= Francisella small RNAs =

Several small RNAs in Francisella tularensis, a pathogenic bacterium

Several small RNAs have been identified in Francisella tularensis, pathogenic bacterium that causes the disease tularaemia. Very little is known about Francisella's regulatory networks that allow this bacterium to survive in many environments.

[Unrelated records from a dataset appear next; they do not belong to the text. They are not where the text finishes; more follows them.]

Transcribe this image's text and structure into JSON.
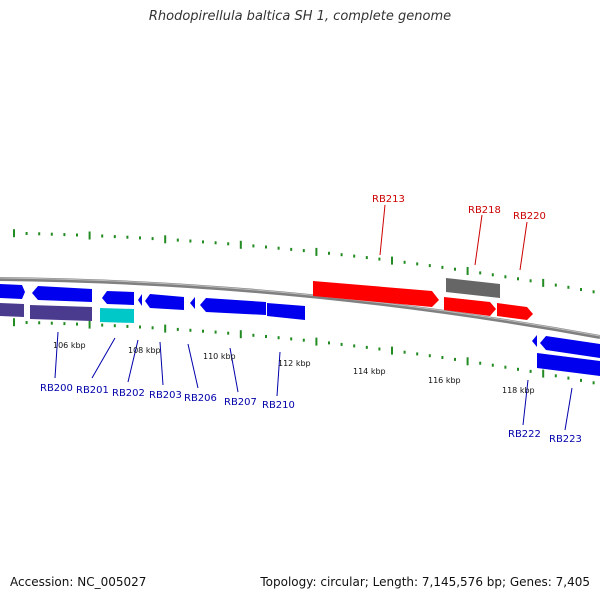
{
  "title": "Rhodopirellula baltica SH 1, complete genome",
  "accession": "Accession: NC_005027",
  "summary": "Topology: circular; Length: 7,145,576 bp; Genes: 7,405",
  "colors": {
    "backbone": "#808080",
    "tick": "#228b22",
    "forward_gene": "#0000ff",
    "highlight_gene": "#ff0000",
    "pseudo_gene": "#4b3b8f",
    "rna_gene": "#00c8c8",
    "grey_gene": "#666666",
    "label_blue": "#0000aa",
    "label_red": "#cc0000"
  },
  "scale_labels": [
    "106 kbp",
    "108 kbp",
    "110 kbp",
    "112 kbp",
    "114 kbp",
    "116 kbp",
    "118 kbp"
  ],
  "gene_labels_top": [
    "RB213",
    "RB218",
    "RB220"
  ],
  "gene_labels_bottom": [
    "RB200",
    "RB201",
    "RB202",
    "RB203",
    "RB206",
    "RB207",
    "RB210",
    "RB222",
    "RB223"
  ]
}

Ftr A and Ftr B (Francisella tularensis sRNA A and B) were the first sRNAs identified in F. tularensis, more specifically in F. t. holarctica. Experimental analysis confirmed the expression of the well known non-coding RNAs: tmRNA and 4.5S RNA as well as identification of the 2 new sRNAs Ftr A and Ftr B. A genome-wide in silico search found several other sRNAs. Ftr A and Ftr B share no sequence similarity or conserved genomic context with any previously annotated regulatory RNAs. Deletion of Ftr A and Ftr B led to significant changes in the expression of several mRNAs. However, it did not alter Francisella's survival during normal growth or under stress conditions. Also deletion of those sRNAs did not affect bacterium ability to induce disease in a mouse model. A major study in F. t. novicida later demonstrated FtrA to be associated with a CRISPR/Cas system and to repress an endogenous transcript encoding a bacterial lipoprotein.

FtrC (Francisella tularensis sRNA C) is the first sRNA shown to modulate the virulence capacity of F. tularensis. High expression of FtrC reduces intracellular multiplication of the bacteria in macrophages and in organs of infected mice. FtrC mRNA target gene was also identified, but it is not involved in Francisella multiplication.